Francia avanza a semifinales: Deschamps habla sobre Mbappé y el banquillo
Didier Deschamps salió a la sala de prensa con la serenidad de quien ya ha hecho de las semifinales un territorio casi habitual. Francia vuelve a estar entre los cuatro mejores del mundo por tercera vez consecutiva, y su seleccionador quiso aclarar dos asuntos clave de la noche: el estado físico de Kylian Mbappé y el papel de los que llegan desde el banquillo.
Lo primero, la preocupación evidente: el tobillo de su capitán. Deschamps confirmó un contratiempo, pero lejos de encender las alarmas, lo rebajó a incidente controlado. Mbappé arrastraba “un pequeño problema en el tobillo” y sentía dolor, explicó. Nada más grave en el parte oficial. Suficiente, eso sí, para obligar al técnico a manejar con cuidado los minutos de su estrella en un partido que exigía al límite tanto de cabeza como de piernas.
No fue el único tocado. Manu Koné recibió un golpe en la rodilla y terminó con calambres. Dos avisos claros de lo que había sido el encuentro: duro, intenso, sin margen para la relajación. Ahí entró en escena el otro gran mensaje de Deschamps, el que mira al fondo de armario. Warren Zaïre-Emery, uno de los nombres propios de la nueva ola francesa, irrumpió desde el banquillo con la energía de quien entiende que cada minuto en este escenario es oro. El seleccionador no escatimó elogios: su impacto fue “muy, muy bueno” nada más pisar el césped.

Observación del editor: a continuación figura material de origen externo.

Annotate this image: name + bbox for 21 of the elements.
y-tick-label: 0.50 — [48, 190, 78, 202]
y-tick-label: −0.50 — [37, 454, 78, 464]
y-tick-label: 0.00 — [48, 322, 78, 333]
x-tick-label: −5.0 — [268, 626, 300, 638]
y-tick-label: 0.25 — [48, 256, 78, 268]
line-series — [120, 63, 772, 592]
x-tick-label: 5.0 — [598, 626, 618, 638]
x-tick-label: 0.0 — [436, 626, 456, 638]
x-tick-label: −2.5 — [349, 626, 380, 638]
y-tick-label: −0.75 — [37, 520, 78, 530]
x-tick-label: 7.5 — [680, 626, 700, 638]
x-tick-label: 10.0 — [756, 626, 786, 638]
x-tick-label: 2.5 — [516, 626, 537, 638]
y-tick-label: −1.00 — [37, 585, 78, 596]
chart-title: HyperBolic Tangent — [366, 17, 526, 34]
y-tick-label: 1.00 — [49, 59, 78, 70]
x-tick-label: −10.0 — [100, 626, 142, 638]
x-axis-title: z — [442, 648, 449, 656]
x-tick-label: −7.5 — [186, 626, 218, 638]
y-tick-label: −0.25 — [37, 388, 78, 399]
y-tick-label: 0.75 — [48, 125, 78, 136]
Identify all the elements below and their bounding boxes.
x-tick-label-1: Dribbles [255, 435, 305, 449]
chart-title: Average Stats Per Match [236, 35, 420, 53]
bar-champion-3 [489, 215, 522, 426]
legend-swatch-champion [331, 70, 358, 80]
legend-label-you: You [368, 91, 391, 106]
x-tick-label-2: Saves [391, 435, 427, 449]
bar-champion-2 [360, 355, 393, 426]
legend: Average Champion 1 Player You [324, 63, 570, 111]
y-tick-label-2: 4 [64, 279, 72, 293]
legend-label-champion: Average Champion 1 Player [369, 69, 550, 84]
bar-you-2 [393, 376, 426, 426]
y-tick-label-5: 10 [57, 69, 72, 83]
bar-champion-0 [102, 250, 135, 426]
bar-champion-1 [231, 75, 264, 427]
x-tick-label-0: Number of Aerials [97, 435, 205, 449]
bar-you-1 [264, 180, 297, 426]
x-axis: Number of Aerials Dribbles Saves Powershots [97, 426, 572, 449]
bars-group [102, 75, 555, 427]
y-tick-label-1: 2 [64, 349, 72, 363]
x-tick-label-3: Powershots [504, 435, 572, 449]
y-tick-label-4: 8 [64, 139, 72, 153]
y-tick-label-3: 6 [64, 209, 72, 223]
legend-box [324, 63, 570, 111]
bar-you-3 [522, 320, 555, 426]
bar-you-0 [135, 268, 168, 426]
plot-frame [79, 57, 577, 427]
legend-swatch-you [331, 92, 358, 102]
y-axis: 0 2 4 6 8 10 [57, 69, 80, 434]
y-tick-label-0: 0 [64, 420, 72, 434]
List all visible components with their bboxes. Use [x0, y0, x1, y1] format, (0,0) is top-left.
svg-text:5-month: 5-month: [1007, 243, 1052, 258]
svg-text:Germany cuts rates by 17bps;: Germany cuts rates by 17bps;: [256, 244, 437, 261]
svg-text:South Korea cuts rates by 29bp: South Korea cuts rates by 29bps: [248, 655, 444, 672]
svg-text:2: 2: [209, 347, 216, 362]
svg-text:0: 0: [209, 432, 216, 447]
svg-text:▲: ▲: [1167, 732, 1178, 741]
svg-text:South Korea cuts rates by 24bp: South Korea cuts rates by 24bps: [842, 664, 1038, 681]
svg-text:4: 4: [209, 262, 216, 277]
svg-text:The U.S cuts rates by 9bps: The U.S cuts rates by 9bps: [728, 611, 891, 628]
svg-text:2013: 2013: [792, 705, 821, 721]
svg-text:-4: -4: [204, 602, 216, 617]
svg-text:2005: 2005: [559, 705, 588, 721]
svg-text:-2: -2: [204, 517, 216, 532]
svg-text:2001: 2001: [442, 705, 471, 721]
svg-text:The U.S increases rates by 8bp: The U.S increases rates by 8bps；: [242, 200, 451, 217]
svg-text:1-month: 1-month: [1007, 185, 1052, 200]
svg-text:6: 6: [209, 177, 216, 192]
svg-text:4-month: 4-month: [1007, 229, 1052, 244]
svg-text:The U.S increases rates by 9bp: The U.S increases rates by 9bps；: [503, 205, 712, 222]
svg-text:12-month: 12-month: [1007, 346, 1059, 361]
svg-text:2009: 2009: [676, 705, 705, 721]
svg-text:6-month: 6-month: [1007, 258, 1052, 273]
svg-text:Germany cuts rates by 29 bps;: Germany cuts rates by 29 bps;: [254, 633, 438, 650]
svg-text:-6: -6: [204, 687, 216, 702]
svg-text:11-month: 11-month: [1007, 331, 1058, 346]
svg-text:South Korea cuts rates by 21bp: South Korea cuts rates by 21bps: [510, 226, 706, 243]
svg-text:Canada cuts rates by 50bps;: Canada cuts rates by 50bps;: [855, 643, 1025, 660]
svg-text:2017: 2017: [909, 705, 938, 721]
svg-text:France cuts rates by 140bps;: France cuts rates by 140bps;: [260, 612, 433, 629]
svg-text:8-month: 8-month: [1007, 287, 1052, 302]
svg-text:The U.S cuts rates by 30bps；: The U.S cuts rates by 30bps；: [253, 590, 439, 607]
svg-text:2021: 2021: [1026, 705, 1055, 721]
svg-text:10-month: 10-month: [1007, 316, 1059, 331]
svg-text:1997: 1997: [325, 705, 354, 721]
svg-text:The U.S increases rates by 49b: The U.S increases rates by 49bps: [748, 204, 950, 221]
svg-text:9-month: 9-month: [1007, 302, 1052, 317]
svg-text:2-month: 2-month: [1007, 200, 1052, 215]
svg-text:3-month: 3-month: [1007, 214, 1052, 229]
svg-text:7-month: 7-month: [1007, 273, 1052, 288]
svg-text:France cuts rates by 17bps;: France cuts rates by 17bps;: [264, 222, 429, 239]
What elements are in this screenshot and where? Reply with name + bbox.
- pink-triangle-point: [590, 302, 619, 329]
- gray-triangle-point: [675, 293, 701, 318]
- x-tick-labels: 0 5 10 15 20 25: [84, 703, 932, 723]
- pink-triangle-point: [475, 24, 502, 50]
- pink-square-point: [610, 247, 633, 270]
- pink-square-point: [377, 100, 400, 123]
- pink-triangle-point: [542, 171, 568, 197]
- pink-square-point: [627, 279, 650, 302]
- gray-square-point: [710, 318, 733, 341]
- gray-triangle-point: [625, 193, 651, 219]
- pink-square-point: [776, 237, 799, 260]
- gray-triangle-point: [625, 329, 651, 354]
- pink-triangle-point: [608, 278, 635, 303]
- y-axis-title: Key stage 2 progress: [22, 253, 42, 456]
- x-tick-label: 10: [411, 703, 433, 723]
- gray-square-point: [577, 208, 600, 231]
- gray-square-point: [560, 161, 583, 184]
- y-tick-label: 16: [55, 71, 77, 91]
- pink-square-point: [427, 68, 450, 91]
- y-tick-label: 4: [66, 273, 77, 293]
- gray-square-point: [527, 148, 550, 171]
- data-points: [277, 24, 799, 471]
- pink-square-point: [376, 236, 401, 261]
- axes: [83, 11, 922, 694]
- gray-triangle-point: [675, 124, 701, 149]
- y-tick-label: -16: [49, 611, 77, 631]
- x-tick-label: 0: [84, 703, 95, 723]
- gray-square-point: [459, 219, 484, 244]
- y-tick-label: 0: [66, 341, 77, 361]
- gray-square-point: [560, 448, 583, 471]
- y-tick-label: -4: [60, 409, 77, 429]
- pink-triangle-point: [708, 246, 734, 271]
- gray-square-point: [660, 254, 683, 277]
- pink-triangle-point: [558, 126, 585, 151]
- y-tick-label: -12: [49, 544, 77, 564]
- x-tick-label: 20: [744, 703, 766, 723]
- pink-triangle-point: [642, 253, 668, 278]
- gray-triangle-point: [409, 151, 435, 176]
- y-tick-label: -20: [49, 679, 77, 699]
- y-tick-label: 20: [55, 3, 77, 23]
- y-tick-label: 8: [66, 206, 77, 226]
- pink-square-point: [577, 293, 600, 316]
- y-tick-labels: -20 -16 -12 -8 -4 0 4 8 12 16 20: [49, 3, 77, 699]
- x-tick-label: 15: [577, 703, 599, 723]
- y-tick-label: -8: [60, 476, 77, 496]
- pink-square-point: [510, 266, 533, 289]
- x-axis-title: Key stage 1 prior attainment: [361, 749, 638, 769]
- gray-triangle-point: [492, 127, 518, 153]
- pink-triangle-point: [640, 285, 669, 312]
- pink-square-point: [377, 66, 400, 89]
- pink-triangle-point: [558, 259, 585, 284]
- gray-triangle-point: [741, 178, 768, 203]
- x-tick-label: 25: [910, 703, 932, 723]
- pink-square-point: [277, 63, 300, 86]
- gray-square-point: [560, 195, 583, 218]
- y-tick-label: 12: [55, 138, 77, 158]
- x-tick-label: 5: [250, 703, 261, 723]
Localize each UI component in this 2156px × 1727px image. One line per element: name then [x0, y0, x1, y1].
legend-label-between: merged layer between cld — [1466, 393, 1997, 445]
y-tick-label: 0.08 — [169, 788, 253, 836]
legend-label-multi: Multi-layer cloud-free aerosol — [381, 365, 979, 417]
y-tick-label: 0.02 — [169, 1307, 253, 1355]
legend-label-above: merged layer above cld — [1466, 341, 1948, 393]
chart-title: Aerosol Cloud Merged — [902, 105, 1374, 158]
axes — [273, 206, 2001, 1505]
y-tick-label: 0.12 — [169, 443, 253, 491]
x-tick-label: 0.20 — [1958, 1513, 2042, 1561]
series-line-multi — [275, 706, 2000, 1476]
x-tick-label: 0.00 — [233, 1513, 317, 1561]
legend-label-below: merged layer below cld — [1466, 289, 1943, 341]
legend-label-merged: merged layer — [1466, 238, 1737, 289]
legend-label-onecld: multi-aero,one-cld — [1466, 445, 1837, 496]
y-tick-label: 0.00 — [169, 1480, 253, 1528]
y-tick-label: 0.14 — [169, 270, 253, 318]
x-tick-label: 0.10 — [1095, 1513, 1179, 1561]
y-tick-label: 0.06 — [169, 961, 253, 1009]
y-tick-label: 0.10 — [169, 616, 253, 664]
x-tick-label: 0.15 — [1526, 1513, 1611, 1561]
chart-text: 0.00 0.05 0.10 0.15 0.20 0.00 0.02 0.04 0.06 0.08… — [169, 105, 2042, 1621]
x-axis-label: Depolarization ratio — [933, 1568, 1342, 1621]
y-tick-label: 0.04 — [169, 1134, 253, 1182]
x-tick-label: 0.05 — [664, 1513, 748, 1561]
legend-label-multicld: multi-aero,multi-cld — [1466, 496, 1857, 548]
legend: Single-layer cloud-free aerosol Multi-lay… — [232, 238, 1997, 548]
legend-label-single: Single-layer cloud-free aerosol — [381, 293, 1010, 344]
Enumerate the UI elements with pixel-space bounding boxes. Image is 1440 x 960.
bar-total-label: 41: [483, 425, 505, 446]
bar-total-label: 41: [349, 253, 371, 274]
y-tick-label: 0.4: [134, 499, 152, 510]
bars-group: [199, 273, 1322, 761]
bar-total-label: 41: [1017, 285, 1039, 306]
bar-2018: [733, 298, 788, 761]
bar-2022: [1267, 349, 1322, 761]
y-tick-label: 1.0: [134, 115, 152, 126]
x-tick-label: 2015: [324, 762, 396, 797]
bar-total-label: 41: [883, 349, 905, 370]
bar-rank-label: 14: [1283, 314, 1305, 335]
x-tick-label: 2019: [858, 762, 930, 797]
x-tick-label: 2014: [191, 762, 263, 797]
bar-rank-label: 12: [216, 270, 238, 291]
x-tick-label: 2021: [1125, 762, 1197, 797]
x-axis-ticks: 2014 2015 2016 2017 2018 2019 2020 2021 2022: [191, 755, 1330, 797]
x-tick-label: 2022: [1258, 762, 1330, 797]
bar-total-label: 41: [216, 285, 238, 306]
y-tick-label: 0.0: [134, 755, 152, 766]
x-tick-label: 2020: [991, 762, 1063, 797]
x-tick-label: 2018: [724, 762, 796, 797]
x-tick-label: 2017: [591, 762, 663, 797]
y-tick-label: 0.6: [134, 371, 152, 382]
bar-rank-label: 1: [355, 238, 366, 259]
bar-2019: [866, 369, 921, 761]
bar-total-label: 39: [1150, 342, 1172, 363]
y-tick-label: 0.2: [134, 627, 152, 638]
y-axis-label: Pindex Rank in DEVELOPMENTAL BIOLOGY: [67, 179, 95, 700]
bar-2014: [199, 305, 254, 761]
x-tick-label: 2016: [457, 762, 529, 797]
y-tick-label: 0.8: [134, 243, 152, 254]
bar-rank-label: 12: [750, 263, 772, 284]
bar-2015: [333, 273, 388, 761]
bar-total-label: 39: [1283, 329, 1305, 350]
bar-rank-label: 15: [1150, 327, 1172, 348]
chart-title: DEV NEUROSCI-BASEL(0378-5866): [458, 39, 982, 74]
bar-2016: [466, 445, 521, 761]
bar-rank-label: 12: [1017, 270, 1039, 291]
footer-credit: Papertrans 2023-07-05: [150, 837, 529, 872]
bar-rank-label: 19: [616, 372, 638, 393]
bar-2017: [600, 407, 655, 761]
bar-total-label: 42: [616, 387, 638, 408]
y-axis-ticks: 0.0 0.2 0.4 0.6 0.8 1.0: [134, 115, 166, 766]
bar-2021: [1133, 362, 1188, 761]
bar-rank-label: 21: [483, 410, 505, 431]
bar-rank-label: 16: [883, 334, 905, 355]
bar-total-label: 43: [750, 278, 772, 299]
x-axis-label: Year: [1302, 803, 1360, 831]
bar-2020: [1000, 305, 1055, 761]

Ese detalle no es menor. Deschamps insistió en que todos deben sentirse listos, involucrados, aunque no partan como titulares. Los que no juegan, subrayó, siguen “totalmente detrás del resto del grupo”. Un mensaje directo a la dinámica interna: jerarquías claras, sí, pero compromiso absoluto de todo el vestuario en un torneo que no perdona distracciones.
En lo deportivo, el entrenador no se dejó llevar por la euforia pese al peso histórico del logro. Tres semifinales seguidas en una Copa del Mundo. Lo calificó de “bueno”, pero casi como algo natural cuando se tiene “grandes jugadores”. No fue una noche sencilla. El penalti fallado, las ocasiones desperdiciadas, la sensación constante de que el partido podía torcerse en cualquier detalle. La respuesta llegó, como tantas veces, desde los pies de Mbappé, que reaccionó con carácter y encontró el gol en el momento decisivo.
“Estamos exactamente donde queríamos estar”, remarcó Deschamps.
El plan se cumple paso a paso: superar obstáculos, gestionar golpes emocionales como un penalti errado, sostener la presión de un país entero que ya se ha acostumbrado a ver a su selección en las últimas rondas. Ahora, turno de descansar, recuperar y observar al próximo rival, que saldrá del cruce entre España y Bélgica.
Más allá de la pizarra y los matices tácticos, el técnico quiso detenerse en lo que esto significa fuera del vestuario. Habló de emociones, de esa conexión casi eléctrica con la afición. “Esa es la belleza del deporte y del fútbol: creamos emociones y las compartimos”, dijo, consciente de la marea de pasión que se desata en Francia mientras el equipo vive “en su propia burbuja” en la concentración.
Para Deschamps, llegar otra vez a semifinales es un “paso importante”, pero no un destino final. Recordó el deber de sus jugadores: hacer todo lo posible por llegar “lo más lejos posible”. La misión no se ha completado, ni mucho menos. Francia vuelve a estar en la antesala de la gloria. La pregunta ya no es si este grupo está preparado para competir al máximo nivel. La verdadera incógnita es hasta dónde puede estirar todavía este ciclo ganador.